Tuesday, April 29, 2008

Service

It is still vivid in my reminiscence when we journeyed to a land where light greatly visits, copious and lustful forest, clean breeze can be felt and glimpsed. The land, I can say is one of God’s masterpiece here in the Philippines but poignantly, I can say the genuine people living on that land was droned and thrown away from that land and now living to their own land as shadows. Zambales.to the deepest land.
Back to where it all happened, we went on 24th December, cold wind hits my face from the moment I stepped out of our car, the first masterpiece that I saw was a bunch of black faces of the tribes. My initial reaction was a terror that gave me goose bumps.

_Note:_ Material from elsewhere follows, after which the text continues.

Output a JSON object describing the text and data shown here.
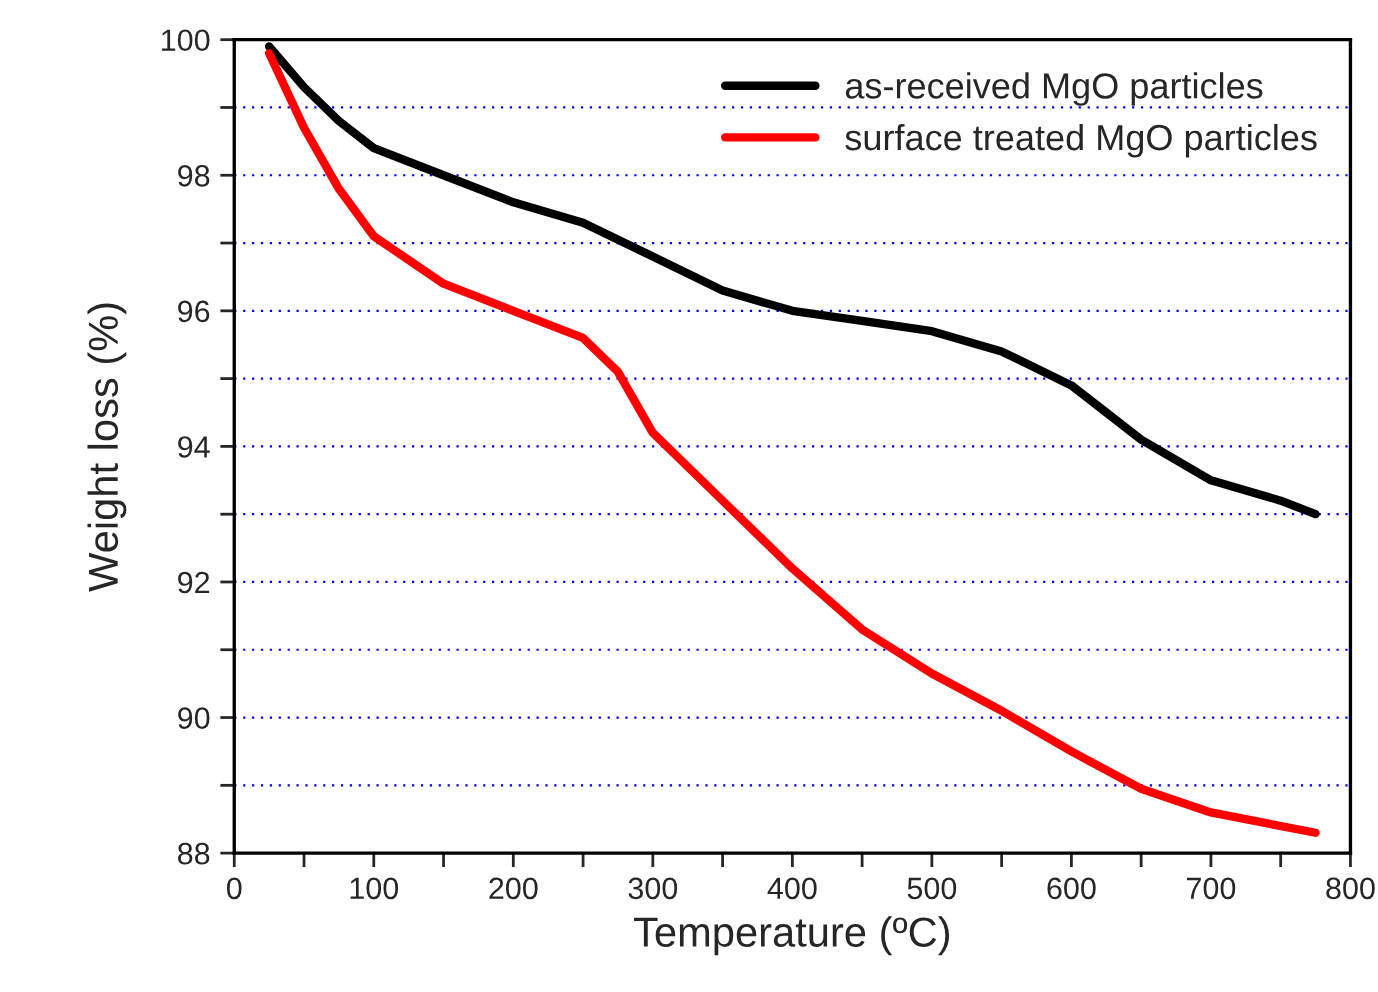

Primarily I think because it was my first time to them, and my conscience as child was not that very justified, I asked mom why we are there and they talked to them as if they were my family. That moment, I discovered one word that can describe the situation of the people, that they are disputed and pathetic. Compared to their rich land, I asked to myself, “Why does the land posses all the riches but those Itas are experiencing such compassionate circumstances?” It was about noon, when I learned to mingle with them / we donate foods and clothes to them, interacted, and listened to their stories and I discovered that some foreign companies built many establishments to that place and they where thrown to a dry place. Those establishments, was the establishments that many people are enjoying- malls, and technology museums. About to leave, my heart fainted, when I saw them crying and the others where enjoying our companionship with them, that was one of my childhood memories that until now I carry. They were not as fearful looking compared to those dreadful foreigners that destroyed their lives. I can say that they were not pathetic, I should say that they were fortunate, religiously speaking because God will give them another land- His kingdom. I knew that that visit gave them peace and hope. As, closed my eyes that night, I can feel peace within my heart.
As I entered the high school, they introduced. The PALIHAN, I remembered visiting a family in LUMOT AGNO, the owner said “Maraming ng pumunta na eswelahan sa amin ngunit ganito pa rin kami”. Our response was, we gave our donations, washed all their dishes and got their water in the poso negro. Our group advice them and I think gave them hope. When I reminisce all these experienced, I learned that the last thing I could do is to pray for them.
Actions truly speaks louder, rather than saying things like “How pathetic they are!” upon hearing brutal and TV, we can pray and say Lord give hope and peace and if you can do donate to them, Why do it? When I close my eyes every night, I remember all these and reflect if every day are well spent- healing and listening to Your call, I know I am Your instrument.